They must hoist flags.'
Even while he was speaking he seemed, I thought, to have some faint idea that his talk was incoherent. Directly he had said these words, he lay down again; gave a kind of a groan; and covered his hot head with the blankets.
There was another: a young man, whose madness was love and music. After playing on the accordion a march he had composed, he was very anxious that I should walk into his chamber, which I immediately did.
By way of being very knowing, and humouring him to the top of his bent, I went to the window, which commanded a beautiful prospect, and remarked, with an address upon which I greatly plumed myself:
'What a delicious country you have about these lodgings of yours!'
'Poh!' said he, moving his fingers carelessly over the notes of his instrument: 'WELL ENOUGH FOR SUCH AN INSTITUTION AS THIS!'
I don't think I was ever so taken aback in all my life.
'I come here just for a whim,' he said coolly. 'That's all.'
'Oh! That's all!' said I.
'Yes. That's all. The Doctor's a smart man. He quite enters into it. It's a joke of mine. I like it for a time. You needn't mention it, but I think I shall go out next Tuesday!'
I assured him that I would consider our interview perfectly confidential; and rejoined the Doctor. As we were passing through a gallery on our way out, a well-dressed lady, of quiet and composed manners, came up, and proffering a slip of paper and a pen, begged that I would oblige her with an autograph, I complied, and we parted.
'I think I remember having had a few interviews like that, with ladies out of doors. I hope SHE is not mad?'
'On what subject? Autographs?'
'No. She hears voices in the air.'
'Well!' thought I, 'it would be well if we could shut up a few false prophets of these later times, who have professed to do the same; and I should like to try the experiment on a Mormonist or two to begin with.'
In this place, there is the best jail for untried offenders in the world. There is also a very well-ordered State prison, arranged upon the same plan as that at Boston, except that here, there is always a sentry on the wall with a loaded gun. It contained at that time about two hundred prisoners. A spot was shown me in the sleeping ward, where a watchman was murdered some years since in the dead of night, in a desperate attempt to escape, made by a prisoner who had broken from his cell. A woman, too, was pointed out to me, who, for the murder of her husband, had been a close prisoner for sixteen years.
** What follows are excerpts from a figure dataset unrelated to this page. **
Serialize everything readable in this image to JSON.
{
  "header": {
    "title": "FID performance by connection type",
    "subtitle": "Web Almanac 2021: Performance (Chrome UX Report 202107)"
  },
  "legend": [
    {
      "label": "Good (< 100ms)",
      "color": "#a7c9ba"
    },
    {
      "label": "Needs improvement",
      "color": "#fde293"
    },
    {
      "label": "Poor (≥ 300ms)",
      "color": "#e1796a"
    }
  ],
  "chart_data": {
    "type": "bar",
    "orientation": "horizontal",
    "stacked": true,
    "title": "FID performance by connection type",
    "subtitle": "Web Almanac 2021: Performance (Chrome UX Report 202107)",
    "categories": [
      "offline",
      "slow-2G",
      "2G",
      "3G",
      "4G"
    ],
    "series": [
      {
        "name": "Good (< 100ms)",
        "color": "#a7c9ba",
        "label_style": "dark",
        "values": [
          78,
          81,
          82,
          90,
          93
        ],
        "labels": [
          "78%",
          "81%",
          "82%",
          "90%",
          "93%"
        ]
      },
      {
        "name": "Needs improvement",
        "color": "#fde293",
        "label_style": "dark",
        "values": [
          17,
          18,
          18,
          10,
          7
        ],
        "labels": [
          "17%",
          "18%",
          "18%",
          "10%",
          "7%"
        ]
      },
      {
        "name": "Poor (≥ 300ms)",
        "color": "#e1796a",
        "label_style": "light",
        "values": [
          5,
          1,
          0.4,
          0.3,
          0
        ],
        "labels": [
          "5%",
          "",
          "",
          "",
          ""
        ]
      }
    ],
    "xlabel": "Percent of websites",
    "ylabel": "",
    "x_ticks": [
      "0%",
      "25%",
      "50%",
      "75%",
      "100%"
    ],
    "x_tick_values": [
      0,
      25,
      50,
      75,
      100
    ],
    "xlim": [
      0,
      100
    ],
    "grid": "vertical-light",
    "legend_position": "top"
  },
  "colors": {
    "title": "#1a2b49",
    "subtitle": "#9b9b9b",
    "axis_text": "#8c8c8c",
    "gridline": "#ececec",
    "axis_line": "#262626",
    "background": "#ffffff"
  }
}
'Do you think,' I asked of my conductor, 'that after so very long an imprisonment, she has any thought or hope of ever regaining her liberty?'
'Oh dear yes,' he answered. 'To be sure she has.'
'She has no chance of obtaining it, I suppose?'
'Well, I don't know:' which, by-the-bye, is a national answer. 'Her friends mistrust her.'
'What have THEY to do with it?' I naturally inquired.
'Well, they won't petition.'
'But if they did, they couldn't get her out, I suppose?'
'Well, not the first time, perhaps, nor yet the second, but tiring and wearying for a few years might do it.'
'Does that ever do it?'
'Why yes, that'll do it sometimes. Political friends'll do it sometimes. It's pretty often done, one way or another.'
I shall always entertain a very pleasant and grateful recollection of Hartford. It is a lovely place, and I had many friends there, whom I can never remember with indifference. We left it with no little regret on the evening of Friday the 11th, and travelled that night by railroad to New Haven. Upon the way, the guard and I were formally introduced to each other (as we usually were on such occasions), and exchanged a variety of small-talk. We reached New Haven at about eight o'clock, after a journey of three hours, and put up for the night at the best inn.
New Haven, known also as the City of Elms, is a fine town. Many of its streets (as its ALIAS sufficiently imports) are planted with rows of grand old elm-trees; and the same natural ornaments surround Yale College, an establishment of considerable eminence and reputation.